Alright, thats about the fifth time I've read this remark in various places and it exceeds my statistics background. Doh!
Any references to a good book or web site to brush up on censored data and survivability analysis? I prefer books ...
Thanks ...
I don't have a good ref handy, but you can get a start by applying a bit of common sense. Censored data is most commonly found in medical studies of lifespan, for example, how long people will on average live who take up tobacco smoking. The censoring comes about when we have limited time periods for the data collected; when this data is used beyond the censored region you generally run into problems. The tobacco studies would go on for 10 years or so, and the statisticians would collect enough data to try to project death rates in the future. The results become problematic when the extrapolator assumes a linear projection whereas in reality the actual data could vary non-linearly. You really can't go too far outside the censoring window, without having some pretty good assumptions to back the projections up.

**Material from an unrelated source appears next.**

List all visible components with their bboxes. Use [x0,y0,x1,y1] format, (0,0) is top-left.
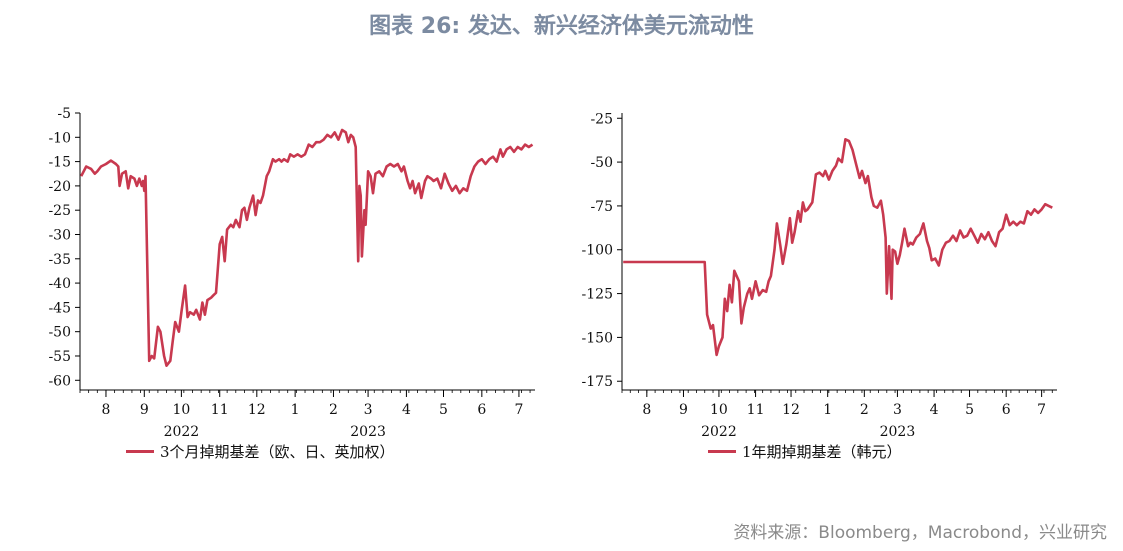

This Wiki entry talks about discarding censored data properly in the context of a Kaplan-meier estimator for survivability analysis:
http://en.wikipedia.org/wiki/Kaplan-Meier_estimator
Censoring in reserve growth projections come about when a narrow window starting in the 1970's along with ongoing production data from wells discovered pre-1910 was used by Attanasi & Root to extrapolate reserve growth at the 80+ year mark. Even though they had no supporting data from reserve growth from 1910 to 1970, the spurts of reserve growth in the old wells during the 1970's allowed them to make cumulative reserve growths that appeared to keep tracking upward. But in reality those missing (i.e. censored) years could have shown any arbitrary amounts of growth -- including zero.
The only real way to deal with censored data is to get data from different periods of time, say from different experiments, and try to piece those together with any ingenious techniques you have at your disposal. Only then can you get a true empirical estimate of the growth. The problem with oil is we only have that window starting in the 1970's

From A&R, x-axis is the censored window, curves show raw reserve growth rates of USA oil regions of various vintage
Global warming researchers know how to piece together censored data. They can take recent CO2 samples, mix them with old ice core samples, and put together a fairly complete view of how CO2 varied over history. Oil people apparently don't have this kind of sophistication.